J’ai toujours beaucoup travaillé, préparé, j’observais les classes de mes collègues d’école en école, je m’imprégnais de conseils, méthodes pédagogiques. Et puis j’ai eu des enfants, je les ai observé, j’ai eu envie d’en savoir plus sur la psychologie de l’enfant. Durant mon congé parental, je me suis documentée, j’ai lu des articles sur le net, lu des livres sur la communication non violente, sur les travaux de Montessori etc… Je ne comprends pas, à l’IUFM, on m’a appris à rédiger un cahier journal et une fiche de prép… on ne m’a rien appris sur la psychologie de l’enfant !!
De retour au travail, je me rends compte que mes nouvelles collègues sont dans la même mouvance que moi, on échange, on discute, on aménage notre pédagogie. J’aime cette interaction !

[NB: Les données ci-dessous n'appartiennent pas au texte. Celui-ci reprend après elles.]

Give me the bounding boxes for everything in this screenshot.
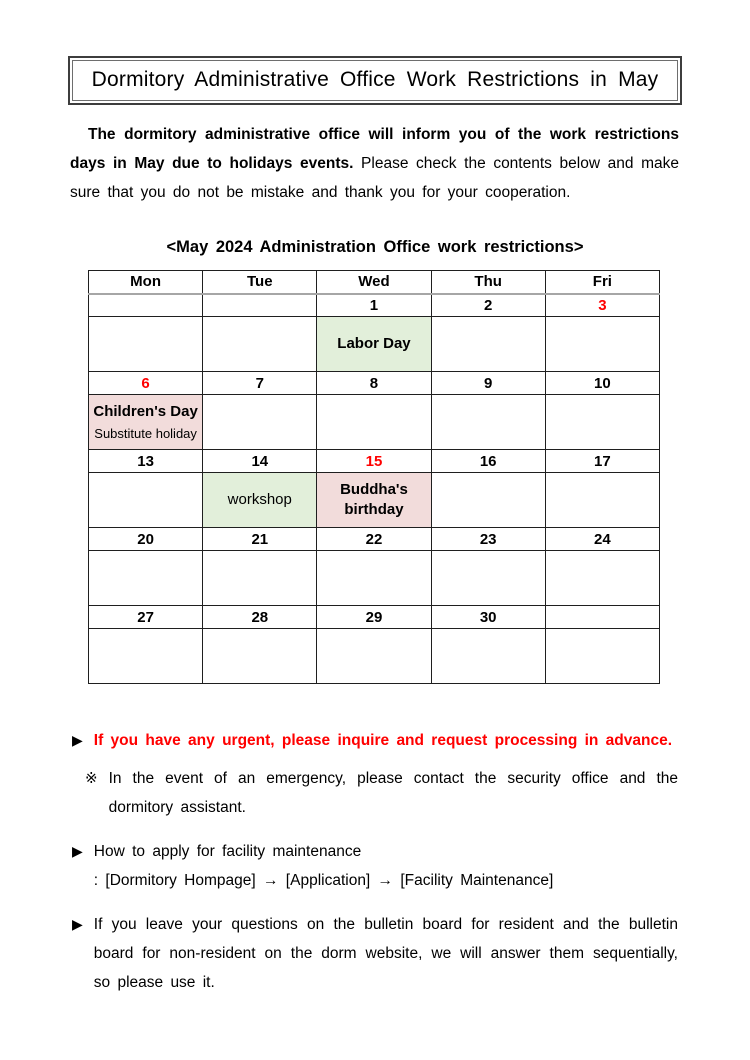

Aujourd’hui, j’aime mon métier, il me prend aux tripes, je suis fière de ne pas avoir lâché au début. Mais si j’arrive à l’exercer comme je le fais aujourd’hui, si j’ai la sensation d’apporter à mes élèves (plus qu’un enseignement, une relation affective forte) si j’ai confiance en ce que je fais, c’est grâce à toutes les collègues croisées dans les différentes écoles où j’ai été affectée.
J’ai croisé des collègues passionnées, des collègues bienveillantes, énergiques, créatives, des collègues aidantes et solidaires, à l’écoute. Ce sont elles qui m’ont véritablement formée à mon métier. Parmi les multiples casquettes d’un enseignant, on peut aussi ajouter celui de formateur, l’institution est défaillante aussi à ce sujet…
Je dis souvent que l’Ecole est branlante, mais ce qui fait tenir les murs, ce sont les enseignants et leur foi. Il est temps de les préserver, de les écouter, de leur faire confiance, pour que cette crise de vocation et que la perte de motivation dans le métier ne fasse totalement défaillir l’Ecole.